On Mon, Mar 20, 2006 at 02:36:51PM -0500, Xin Zhao wrote:
> OK. Now I have more experimental results.
>
> After excluding the cost of reading file list and do stat(), the
> insertion rate becomes 587/sec, instead of 300/sec. The query rate is
> 2137/sec. I am runing mysql 4.1.11. FC4, 2.8G CPU and 1G mem.
>
> 2137/sec seems to be good enough to handle pathname to inode
> resolving. Anyone has some statistics how many file open in a busy
> file system?
This is still ridiculously slow.

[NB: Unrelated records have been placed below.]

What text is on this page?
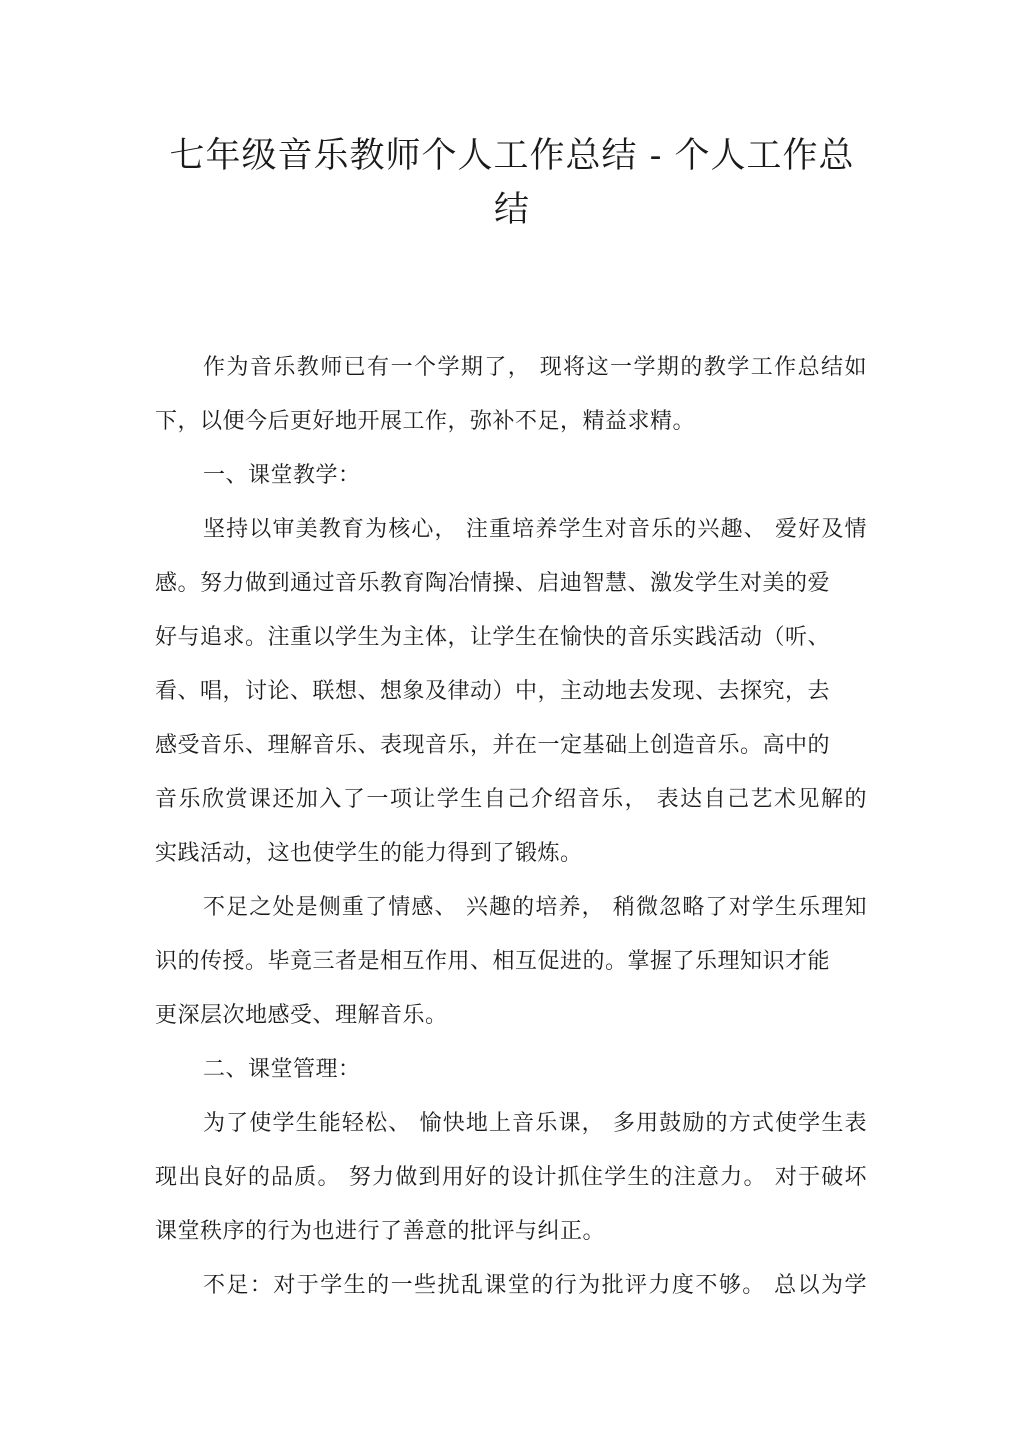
七年级音乐教师个人工作总结 - 个人工作总
结
作为音乐教师已有一个学期了， 现将这一学期的教学工作总结如
下，以便今后更好地开展工作，弥补不足，精益求精。
一、课堂教学：
坚持以审美教育为核心， 注重培养学生对音乐的兴趣、 爱好及情
感。努力做到通过音乐教育陶冶情操、启迪智慧、激发学生对美的爱
好与追求。注重以学生为主体，让学生在愉快的音乐实践活动（听、
看、唱，讨论、联想、想象及律动）中，主动地去发现、去探究，去
感受音乐、理解音乐、表现音乐，并在一定基础上创造音乐。高中的
音乐欣赏课还加入了一项让学生自己介绍音乐， 表达自己艺术见解的
实践活动，这也使学生的能力得到了锻炼。
不足之处是侧重了情感、 兴趣的培养， 稍微忽略了对学生乐理知
识的传授。毕竟三者是相互作用、相互促进的。掌握了乐理知识才能
更深层次地感受、理解音乐。
二、课堂管理：
为了使学生能轻松、 愉快地上音乐课， 多用鼓励的方式使学生表
现出良好的品质。 努力做到用好的设计抓住学生的注意力。 对于破坏
课堂秩序的行为也进行了善意的批评与纠正。
不足：对于学生的一些扰乱课堂的行为批评力度不够。 总以为学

From cold cache (i.e. with a lot of IO)
cp -rl linux-2.6 foo1 gives 1.2s here. That's at least about 50000
operations. On slower CPU, BTW, with half of the RAM you have.
Moreover,
al@duke:~/linux$ time mv foo1 foo2
real 0m0.002s
user 0m0.000s
sys 0m0.001s
Now, try _that_ on your setup. If you are using entire pathname as key,
you are FUBAR - updating key in 20-odd thousand of records is going to
_hurt_. If you are splitting the pathname into components, you've just
reproduced fs directory structure and had shown that your fs layout
is too fscking slow. Not to mention the fun with symlink implementation,
or handling mountpoints.
You are at least an order of magnitude off by performance (more, actually)
and I still don't see any reason for what you are trying to do.